Re: [RFC v2 4/4] vmalloc_exec: share a huge page with kernel text

From: Edgecombe, Rick P
Date: Wed Oct 12 2022 - 14:38:53 EST


On Wed, 2022-10-12 at 05:37 +0000, Song Liu wrote:
> > Then you have code that operates on module text like:
> > if (is_vmalloc_or_module_addr(addr))
> > pfn = vmalloc_to_pfn(addr);
> >
> > It looks like it would work (on x86 at least). Should it be
> > expected
> > to?
> >
> > Especially after this patch, where there is memory that isn't even
> > tracked by the original vmap_area trees, it is pretty much a
> > separate
> > allocator. So I think it might be nice to spell out which other
> > vmalloc
> > APIs work with these new functions since they are named "vmalloc".
> > Maybe just say none of them do.
>
> I guess it is fair to call this a separate allocator. Maybe
> vmalloc_exec is not the right name? I do think this is the best
> way to build an allocator with vmap tree logic.

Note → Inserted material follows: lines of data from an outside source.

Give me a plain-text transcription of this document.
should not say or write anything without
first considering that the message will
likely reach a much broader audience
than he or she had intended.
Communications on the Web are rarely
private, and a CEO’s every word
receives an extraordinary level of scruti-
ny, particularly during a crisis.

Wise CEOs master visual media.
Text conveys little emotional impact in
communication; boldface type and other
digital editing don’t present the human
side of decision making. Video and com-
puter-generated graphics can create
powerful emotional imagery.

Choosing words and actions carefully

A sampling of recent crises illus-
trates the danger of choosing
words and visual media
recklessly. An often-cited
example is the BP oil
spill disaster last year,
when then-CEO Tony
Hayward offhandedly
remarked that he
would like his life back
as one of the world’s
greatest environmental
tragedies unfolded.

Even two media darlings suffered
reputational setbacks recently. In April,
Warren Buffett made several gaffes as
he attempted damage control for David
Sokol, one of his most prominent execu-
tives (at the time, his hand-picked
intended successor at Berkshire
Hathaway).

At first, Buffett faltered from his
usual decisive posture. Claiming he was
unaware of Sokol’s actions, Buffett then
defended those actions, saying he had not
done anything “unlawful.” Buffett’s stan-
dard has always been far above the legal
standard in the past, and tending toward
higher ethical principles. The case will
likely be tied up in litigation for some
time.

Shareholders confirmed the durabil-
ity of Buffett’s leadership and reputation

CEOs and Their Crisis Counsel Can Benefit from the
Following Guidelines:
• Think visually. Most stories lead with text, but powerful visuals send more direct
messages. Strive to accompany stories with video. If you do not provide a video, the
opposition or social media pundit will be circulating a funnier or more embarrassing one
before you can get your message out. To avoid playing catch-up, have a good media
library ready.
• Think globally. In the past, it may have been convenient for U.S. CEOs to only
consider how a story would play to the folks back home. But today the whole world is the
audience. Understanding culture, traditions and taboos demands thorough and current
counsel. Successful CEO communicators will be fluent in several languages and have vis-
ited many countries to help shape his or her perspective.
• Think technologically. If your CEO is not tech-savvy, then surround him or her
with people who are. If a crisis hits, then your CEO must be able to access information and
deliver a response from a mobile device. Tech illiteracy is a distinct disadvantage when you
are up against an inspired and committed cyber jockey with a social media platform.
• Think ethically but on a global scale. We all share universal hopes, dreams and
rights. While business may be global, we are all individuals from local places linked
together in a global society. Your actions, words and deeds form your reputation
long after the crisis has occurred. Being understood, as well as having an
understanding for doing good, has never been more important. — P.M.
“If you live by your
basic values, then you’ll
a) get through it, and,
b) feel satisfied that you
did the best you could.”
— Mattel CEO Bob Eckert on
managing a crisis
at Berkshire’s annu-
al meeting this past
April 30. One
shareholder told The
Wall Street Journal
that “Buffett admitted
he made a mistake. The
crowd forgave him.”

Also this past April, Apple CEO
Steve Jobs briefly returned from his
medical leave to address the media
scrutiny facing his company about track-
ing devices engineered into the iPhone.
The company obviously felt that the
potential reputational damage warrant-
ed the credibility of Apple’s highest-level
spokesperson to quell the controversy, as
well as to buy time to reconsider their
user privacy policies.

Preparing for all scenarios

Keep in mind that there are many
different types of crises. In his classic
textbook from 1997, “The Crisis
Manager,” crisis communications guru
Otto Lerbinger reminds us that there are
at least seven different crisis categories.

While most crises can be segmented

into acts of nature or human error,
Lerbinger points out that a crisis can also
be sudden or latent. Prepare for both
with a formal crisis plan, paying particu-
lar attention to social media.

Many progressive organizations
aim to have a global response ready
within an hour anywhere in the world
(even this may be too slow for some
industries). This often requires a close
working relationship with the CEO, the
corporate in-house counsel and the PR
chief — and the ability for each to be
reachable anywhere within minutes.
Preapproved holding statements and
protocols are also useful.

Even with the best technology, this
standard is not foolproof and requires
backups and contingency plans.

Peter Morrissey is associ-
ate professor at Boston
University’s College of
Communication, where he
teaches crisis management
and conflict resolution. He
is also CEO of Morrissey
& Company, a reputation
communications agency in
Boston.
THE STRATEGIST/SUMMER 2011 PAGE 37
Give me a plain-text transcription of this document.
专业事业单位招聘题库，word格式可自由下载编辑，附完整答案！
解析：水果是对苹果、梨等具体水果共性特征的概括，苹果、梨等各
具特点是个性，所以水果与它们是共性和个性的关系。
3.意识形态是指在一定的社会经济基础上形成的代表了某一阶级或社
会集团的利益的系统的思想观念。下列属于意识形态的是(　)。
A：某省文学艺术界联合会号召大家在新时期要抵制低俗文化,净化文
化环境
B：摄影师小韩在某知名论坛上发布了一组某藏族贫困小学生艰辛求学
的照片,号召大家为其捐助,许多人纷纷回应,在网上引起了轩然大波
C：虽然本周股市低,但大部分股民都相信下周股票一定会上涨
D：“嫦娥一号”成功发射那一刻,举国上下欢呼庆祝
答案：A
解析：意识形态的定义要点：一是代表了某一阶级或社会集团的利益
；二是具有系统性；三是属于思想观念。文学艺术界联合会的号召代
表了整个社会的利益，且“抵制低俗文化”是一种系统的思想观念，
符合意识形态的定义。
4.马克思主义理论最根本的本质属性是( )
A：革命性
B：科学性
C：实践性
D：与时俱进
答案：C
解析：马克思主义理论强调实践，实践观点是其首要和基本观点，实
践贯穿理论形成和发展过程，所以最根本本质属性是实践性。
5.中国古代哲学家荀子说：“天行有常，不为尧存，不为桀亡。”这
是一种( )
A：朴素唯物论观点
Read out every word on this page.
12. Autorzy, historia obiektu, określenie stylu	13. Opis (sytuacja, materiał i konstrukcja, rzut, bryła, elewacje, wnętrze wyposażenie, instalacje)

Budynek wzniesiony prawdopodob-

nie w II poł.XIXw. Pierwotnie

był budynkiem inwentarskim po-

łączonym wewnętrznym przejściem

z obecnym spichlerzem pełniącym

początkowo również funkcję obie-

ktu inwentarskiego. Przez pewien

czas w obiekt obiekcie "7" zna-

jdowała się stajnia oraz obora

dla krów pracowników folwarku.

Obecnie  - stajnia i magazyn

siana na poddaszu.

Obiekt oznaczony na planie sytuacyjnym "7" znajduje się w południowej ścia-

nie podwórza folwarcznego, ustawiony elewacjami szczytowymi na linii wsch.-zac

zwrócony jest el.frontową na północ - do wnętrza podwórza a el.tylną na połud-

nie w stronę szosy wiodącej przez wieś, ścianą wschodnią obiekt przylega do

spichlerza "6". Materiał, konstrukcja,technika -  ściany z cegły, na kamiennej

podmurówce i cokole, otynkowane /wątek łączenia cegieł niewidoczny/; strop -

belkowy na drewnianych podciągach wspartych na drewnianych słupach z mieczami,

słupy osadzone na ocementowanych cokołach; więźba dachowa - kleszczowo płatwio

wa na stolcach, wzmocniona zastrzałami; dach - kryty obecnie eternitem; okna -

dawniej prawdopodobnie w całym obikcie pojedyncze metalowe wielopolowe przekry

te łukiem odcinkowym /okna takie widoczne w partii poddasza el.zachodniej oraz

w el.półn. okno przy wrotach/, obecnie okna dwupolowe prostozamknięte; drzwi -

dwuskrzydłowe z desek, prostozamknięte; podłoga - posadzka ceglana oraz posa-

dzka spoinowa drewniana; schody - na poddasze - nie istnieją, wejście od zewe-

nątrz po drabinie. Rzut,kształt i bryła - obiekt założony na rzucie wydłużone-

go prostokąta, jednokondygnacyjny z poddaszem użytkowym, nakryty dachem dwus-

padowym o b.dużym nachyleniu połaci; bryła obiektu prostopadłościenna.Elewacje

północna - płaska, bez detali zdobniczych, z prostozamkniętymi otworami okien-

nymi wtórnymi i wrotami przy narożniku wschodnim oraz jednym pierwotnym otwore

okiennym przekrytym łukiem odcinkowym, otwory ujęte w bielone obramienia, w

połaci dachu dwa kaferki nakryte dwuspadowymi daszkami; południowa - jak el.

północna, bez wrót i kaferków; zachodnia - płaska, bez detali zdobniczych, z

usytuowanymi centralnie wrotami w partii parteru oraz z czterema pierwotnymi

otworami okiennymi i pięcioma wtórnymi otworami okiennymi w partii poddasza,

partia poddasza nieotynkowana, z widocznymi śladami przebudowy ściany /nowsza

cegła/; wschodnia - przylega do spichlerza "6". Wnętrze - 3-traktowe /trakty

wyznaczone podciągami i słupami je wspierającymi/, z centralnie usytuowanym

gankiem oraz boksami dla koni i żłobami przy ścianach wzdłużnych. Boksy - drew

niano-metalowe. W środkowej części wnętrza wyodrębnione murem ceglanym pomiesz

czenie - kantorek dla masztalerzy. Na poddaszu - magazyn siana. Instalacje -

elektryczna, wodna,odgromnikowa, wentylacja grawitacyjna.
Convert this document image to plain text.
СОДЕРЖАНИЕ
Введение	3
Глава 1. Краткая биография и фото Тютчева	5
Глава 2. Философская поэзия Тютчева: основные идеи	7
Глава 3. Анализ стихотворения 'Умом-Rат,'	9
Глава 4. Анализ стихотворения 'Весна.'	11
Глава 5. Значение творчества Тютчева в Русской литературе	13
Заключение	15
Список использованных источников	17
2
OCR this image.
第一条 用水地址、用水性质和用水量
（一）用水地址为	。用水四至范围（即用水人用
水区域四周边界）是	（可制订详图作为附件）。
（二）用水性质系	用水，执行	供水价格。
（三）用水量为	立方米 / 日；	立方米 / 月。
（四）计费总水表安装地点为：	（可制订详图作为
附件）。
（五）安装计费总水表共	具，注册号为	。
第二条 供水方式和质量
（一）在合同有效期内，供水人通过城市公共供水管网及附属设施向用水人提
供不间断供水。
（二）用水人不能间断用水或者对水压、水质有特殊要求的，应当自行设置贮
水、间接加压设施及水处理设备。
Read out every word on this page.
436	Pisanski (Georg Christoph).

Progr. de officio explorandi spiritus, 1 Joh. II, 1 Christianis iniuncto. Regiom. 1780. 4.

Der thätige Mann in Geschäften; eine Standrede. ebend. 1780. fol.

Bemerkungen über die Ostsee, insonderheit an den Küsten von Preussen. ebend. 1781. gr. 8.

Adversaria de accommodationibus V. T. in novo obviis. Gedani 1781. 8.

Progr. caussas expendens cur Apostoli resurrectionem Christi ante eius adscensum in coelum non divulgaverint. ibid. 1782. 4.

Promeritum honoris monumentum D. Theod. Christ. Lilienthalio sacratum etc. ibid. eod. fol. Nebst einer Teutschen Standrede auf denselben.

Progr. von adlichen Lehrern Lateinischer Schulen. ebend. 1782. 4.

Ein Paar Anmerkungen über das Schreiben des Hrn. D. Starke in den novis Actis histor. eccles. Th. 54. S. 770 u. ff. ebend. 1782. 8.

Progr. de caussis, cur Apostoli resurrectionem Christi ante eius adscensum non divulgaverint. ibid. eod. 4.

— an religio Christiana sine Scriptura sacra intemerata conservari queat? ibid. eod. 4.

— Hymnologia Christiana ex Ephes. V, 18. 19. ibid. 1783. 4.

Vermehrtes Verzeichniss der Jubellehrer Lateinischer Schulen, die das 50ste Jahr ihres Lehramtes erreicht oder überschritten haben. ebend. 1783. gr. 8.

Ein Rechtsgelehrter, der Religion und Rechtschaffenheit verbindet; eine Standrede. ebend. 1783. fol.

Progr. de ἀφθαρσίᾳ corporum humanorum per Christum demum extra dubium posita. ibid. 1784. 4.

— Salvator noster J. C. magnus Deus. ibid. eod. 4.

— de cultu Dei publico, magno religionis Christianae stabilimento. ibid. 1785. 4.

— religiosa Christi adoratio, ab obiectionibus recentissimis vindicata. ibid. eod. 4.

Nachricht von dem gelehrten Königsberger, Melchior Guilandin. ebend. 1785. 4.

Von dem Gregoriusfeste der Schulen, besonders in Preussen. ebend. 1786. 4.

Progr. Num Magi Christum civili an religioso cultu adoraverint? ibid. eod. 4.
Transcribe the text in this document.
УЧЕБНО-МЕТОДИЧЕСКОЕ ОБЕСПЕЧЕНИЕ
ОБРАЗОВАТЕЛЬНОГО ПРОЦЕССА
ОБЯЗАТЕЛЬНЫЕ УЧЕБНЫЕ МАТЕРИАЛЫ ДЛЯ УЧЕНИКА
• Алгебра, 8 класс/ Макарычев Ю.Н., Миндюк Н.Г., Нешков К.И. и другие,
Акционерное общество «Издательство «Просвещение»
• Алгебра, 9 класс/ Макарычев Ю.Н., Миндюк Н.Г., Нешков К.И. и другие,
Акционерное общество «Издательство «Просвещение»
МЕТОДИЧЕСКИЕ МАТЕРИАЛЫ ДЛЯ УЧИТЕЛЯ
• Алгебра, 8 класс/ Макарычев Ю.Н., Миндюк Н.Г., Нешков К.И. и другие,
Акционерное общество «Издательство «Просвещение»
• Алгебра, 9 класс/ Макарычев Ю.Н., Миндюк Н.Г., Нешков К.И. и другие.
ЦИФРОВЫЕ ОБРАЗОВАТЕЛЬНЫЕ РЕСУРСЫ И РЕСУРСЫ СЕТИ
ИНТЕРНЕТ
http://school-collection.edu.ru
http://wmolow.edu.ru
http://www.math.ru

Yea, I don't know about the name. I think someone else suggested it
specifically, right?

I had called mine perm_alloc() so it could also handle read-only and
other permissions. If you keep vmalloc_exec() it needs some big
comments about which APIs can work with it, and an audit of the
existing code that works on module and JIT text.

>
> >
> >
> > Separate from that, I guess you are planning to make this limited
> > to
> > certain architectures? It might be better to put logic with
> > assumptions
> > about x86 boot time page table details inside arch/x86 somewhere.
>
> Yes, the architecture need some text_poke mechanism to use this.

It also depends on the space between _etext and the PMD aligned _etext
to be present and not get used by anything else. For other
architectures, there might be rodata there or other things.

> On BPF side, x86_64 calls this directly from arch code (jit engine),
> so it is mostly covered. For modules, we need to handle this better.

That old RFC has some ideas around this. I kind of like your
incremental approach though. To me it seems to be moving in the right
direction.